Navanethem Pillay
Born in South Africa in 1941, Judge Navanethem Pillay received her Bachelor of Arts and her Bachelor of Law degrees from Natal University in South Africa and later a Master of Law and Doctor of Juridical Science at Harvard University in the US.
She opened her law practice in 1967 - the first woman to do so in Natal Province. As senior partner in the firm, she represented many opponents of apartheid, and became such a threat to the apartheid regime that she was denied a passport for many years. She handled precedent-setting cases to establish the effects of solitary confinement, the right of political prisoners to due process, and the family violence syndrome as a defense.
In 1995 came another first - she was the first black woman attorney appointed acting judge of the Supreme Court of South Africa. On the heels of that appointment, Judge Pillay was elected by the United Nations General Assembly to be a judge on the International Criminal Tribunal for Rwanda, where she served for eight years, including several years as president. During her tenure, the ICTR rendered a judgment against Jean-Paul Akayesu, mayor of Taba commune in Rwanda, finding him guilty of genocide for the use of rape in the "destruction of the spirit, of the will to live and of life itself."

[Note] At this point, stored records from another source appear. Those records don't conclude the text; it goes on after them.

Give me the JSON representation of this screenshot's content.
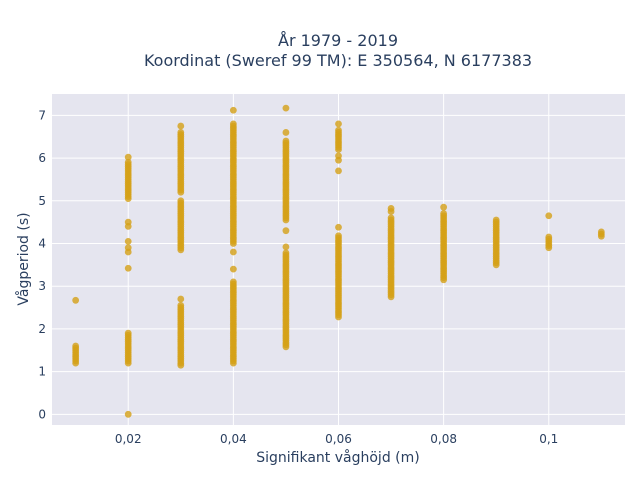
{
  "chart_data": {
    "type": "scatter",
    "title_line1": "År 1979 - 2019",
    "title_line2": "Koordinat (Sweref 99 TM): E 350564, N 6177383",
    "xlabel": "Signifikant våghöjd (m)",
    "ylabel": "Vågperiod (s)",
    "xlim": [
      0.0055,
      0.1145
    ],
    "ylim": [
      -0.25,
      7.5
    ],
    "x_ticks": [
      {
        "value": 0.02,
        "label": "0,02"
      },
      {
        "value": 0.04,
        "label": "0,04"
      },
      {
        "value": 0.06,
        "label": "0,06"
      },
      {
        "value": 0.08,
        "label": "0,08"
      },
      {
        "value": 0.1,
        "label": "0,1"
      }
    ],
    "y_ticks": [
      {
        "value": 0,
        "label": "0"
      },
      {
        "value": 1,
        "label": "1"
      },
      {
        "value": 2,
        "label": "2"
      },
      {
        "value": 3,
        "label": "3"
      },
      {
        "value": 4,
        "label": "4"
      },
      {
        "value": 5,
        "label": "5"
      },
      {
        "value": 6,
        "label": "6"
      },
      {
        "value": 7,
        "label": "7"
      }
    ],
    "grid": true,
    "marker_color": "#d4a017",
    "plot_bg": "#e5e5ef",
    "columns": [
      {
        "x": 0.01,
        "ranges": [
          [
            1.2,
            1.6
          ]
        ],
        "points": [
          2.67
        ]
      },
      {
        "x": 0.02,
        "ranges": [
          [
            1.2,
            1.9
          ],
          [
            5.05,
            5.9
          ]
        ],
        "points": [
          0.0,
          3.42,
          3.8,
          3.9,
          4.05,
          4.4,
          4.5,
          6.02
        ]
      },
      {
        "x": 0.03,
        "ranges": [
          [
            1.15,
            2.55
          ],
          [
            3.85,
            5.0
          ],
          [
            5.2,
            6.6
          ]
        ],
        "points": [
          2.7,
          6.75
        ]
      },
      {
        "x": 0.04,
        "ranges": [
          [
            1.2,
            3.1
          ],
          [
            4.0,
            6.8
          ]
        ],
        "points": [
          3.4,
          3.8,
          7.12
        ]
      },
      {
        "x": 0.05,
        "ranges": [
          [
            1.58,
            3.8
          ],
          [
            4.55,
            6.4
          ]
        ],
        "points": [
          3.92,
          4.3,
          6.6,
          7.17
        ]
      },
      {
        "x": 0.06,
        "ranges": [
          [
            2.28,
            4.2
          ],
          [
            6.2,
            6.65
          ]
        ],
        "points": [
          4.38,
          5.7,
          5.95,
          6.05,
          6.8
        ]
      },
      {
        "x": 0.07,
        "ranges": [
          [
            2.75,
            4.6
          ]
        ],
        "points": [
          4.75,
          4.82
        ]
      },
      {
        "x": 0.08,
        "ranges": [
          [
            3.15,
            4.7
          ]
        ],
        "points": [
          4.85
        ]
      },
      {
        "x": 0.09,
        "ranges": [
          [
            3.5,
            4.55
          ]
        ],
        "points": []
      },
      {
        "x": 0.1,
        "ranges": [
          [
            3.9,
            4.15
          ]
        ],
        "points": [
          4.65
        ]
      },
      {
        "x": 0.11,
        "ranges": [
          [
            4.17,
            4.28
          ]
        ],
        "points": []
      }
    ]
  }
}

As Judge Pillay said in an Occasional Paper she delivered in 2002, the jurisprudence on gender issues emanating from the UN criminal tribunals both in Rwanda and in the former Yugoslavia "provides a precedent in the ways in which international and regional bodies view and treat sexual violence." The evidence coming out of these trials so horrified the world community that in 1998 the Statute for the International Criminal Court became the first international treaty "to recognize a range of acts of sexual and gender violence as among the most serious crimes under international law. Most of these crimes had never before been explicitly articulated as crimes in any international instrument or domestic criminal code."
In February 2003, Judge Pillay was elected by the Assembly of State Parties to the Rome Statute, as one of the 18 Judges of the International Criminal Court (ICC).
Judge Pillay's commitment to human rights and to women's issues extends beyond her work on the bench. She is currently honorary chair for Equality Now and serves on the Board of Directors for Nozala Investments, the women's component of the National Economic Initiative. She has also held key positions with the Women Lawyers Association, the Advice desk for Abused Women, Lawyers for Human Rights, the Women's National Coalition, Black Lawyers Association and many other groups. She also lectures widely on legal and social issues of equality and human rights.
Judge Pillay received awards from the IBA for outstanding international woman lawyer, from the National Bar Association for excellence in the pursuit of human rights and was elected honorary member of the American Society of International Law.
A widow, Judge Pillay has two daughters, Isvari Pather and Kamini Pillay.